On 17/06/2014 22:04, Marcus Müller wrote:
> The N210 has a fixed master clock rate of 100MHz, generated from the
> 10MHz reference by using PLL controlled clock multipliers.
> The ADC always samples at 100MHz complex,

What do you mean by complex in this context? ADCs saple voltages, which
are a real quantity...

> then passes this 100MS/s
> signal to the FPGA, which then shifts it (if you use an RF frequency
> that cannot be synthesized by the daughterboard in use exactly)
> digitally by multiplying it with a complex sine, lowpasses it to fulfill
> nyquist for your desired sampling rate, and then decimates it. The
> sample stream at your desired rate is then passed on via gigabit ethernet.

Ok, I think that in the case of the LFRX daughter board the signal is
acquired as-it-is and the demodulation is done completely in the FPGA.

> First of all, let's get a relative error estimate: 9.32e-3/10e6 is about
> 1ppb error, which is fantastically low from my point of view; this might
> as well be caused by numerical accuracy in the FPGA, e.g. when shifting
> the signal or decimating it; this is all fixed point arithmetic!

Uhm, this is not a phase accuracy error (which I could maybe agree can
be explained by numerical issues) but a frequency accuracy error: the
phase error adds systematically.

> Then, your 200kHz sampling rate is an odd fraction of 100MHz; try
> 250kHz, to get nicer low pass filtering (I always thought 250kHz was the
> minimum usable sampling rate).

I'll try to see if this makes a difference.

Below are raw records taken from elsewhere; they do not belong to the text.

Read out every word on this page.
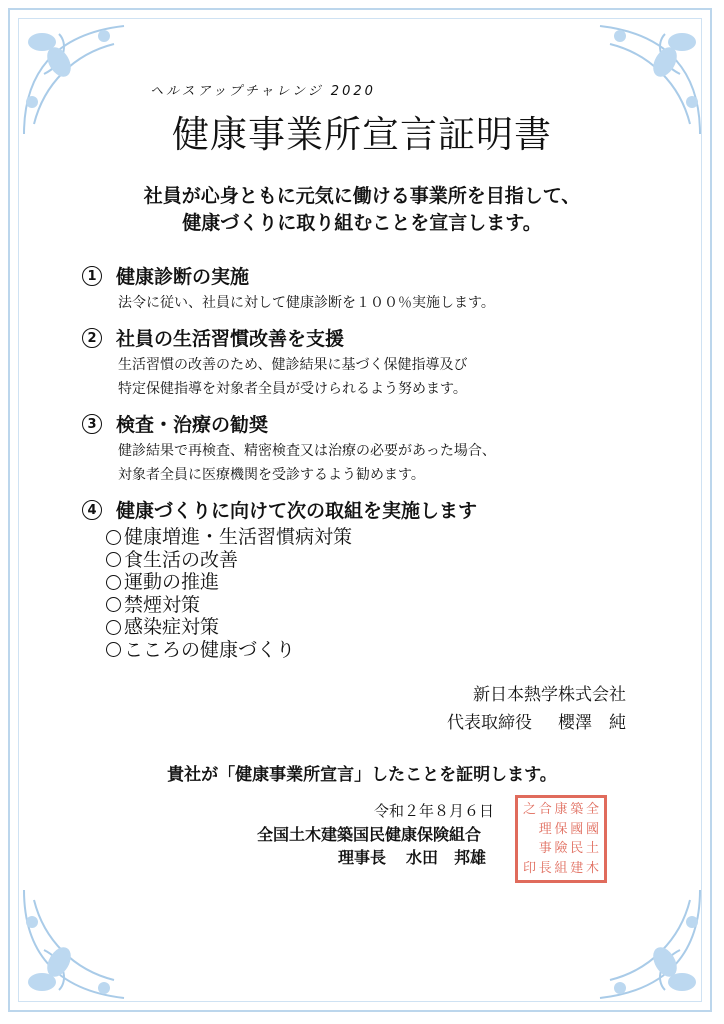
ヘルスアップチャレンジ 2020
健康事業所宣言証明書
社員が心身ともに元気に働ける事業所を目指して、
健康づくりに取り組むことを宣言します。
1 健康診断の実施
法令に従い、社員に対して健康診断を１００％実施します。
2 社員の生活習慣改善を支援
生活習慣の改善のため、健診結果に基づく保健指導及び
特定保健指導を対象者全員が受けられるよう努めます。
3 検査・治療の勧奨
健診結果で再検査、精密検査又は治療の必要があった場合、
対象者全員に医療機関を受診するよう勧めます。
4 健康づくりに向けて次の取組を実施します
健康増進・生活習慣病対策
食生活の改善
運動の推進
禁煙対策
感染症対策
こころの健康づくり
新日本熱学株式会社
代表取締役 櫻澤　純
貴社が「健康事業所宣言」したことを証明します。
令和２年８月６日
全国土木建築国民健康保険組合
理事長 水田　邦雄
全
國
土
木
築
國
民
建
康
保
險
組
合
理
事
長
之
印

The minimum sampling rate I
can program is ~193 kHz (it is a strange fraction that I cannot check
right now).

> Also, how long did you observe your phase drift? To estimate a relative
> error of 1e-9 reliably, you'll need a lot of samples (remember: you
> always have quantization noise in digital systems, so even given perfect
> analog signals and analog components at 0K temperature, you don't get
> infinite SNR).

1e-9 is the relative frequency error: the phase drift is ~58 mrad/s
which is 0.58 rad in 10 seconds and this is very easily accessible.

> Hope that was a little helpful!

It is helpful, thanks. However, I believe that the source of the problem
cannot be finite numerical accuracy.

Given your explanation I believe that the issue may come from finite
accuracy in the generation of the 100 MHz sampling rate: how is the 100
MHz clock generated exactly?  If the 100 MHz clock is divided with a DDS
to be compared to the 10 MHz clock to derive the error signal for the
PLL, the finite precision of the DDS control register may explain the
small frequency error (a 32 bit DDS would introduce the right order of
magnitude effect, but I haven't check the exact number).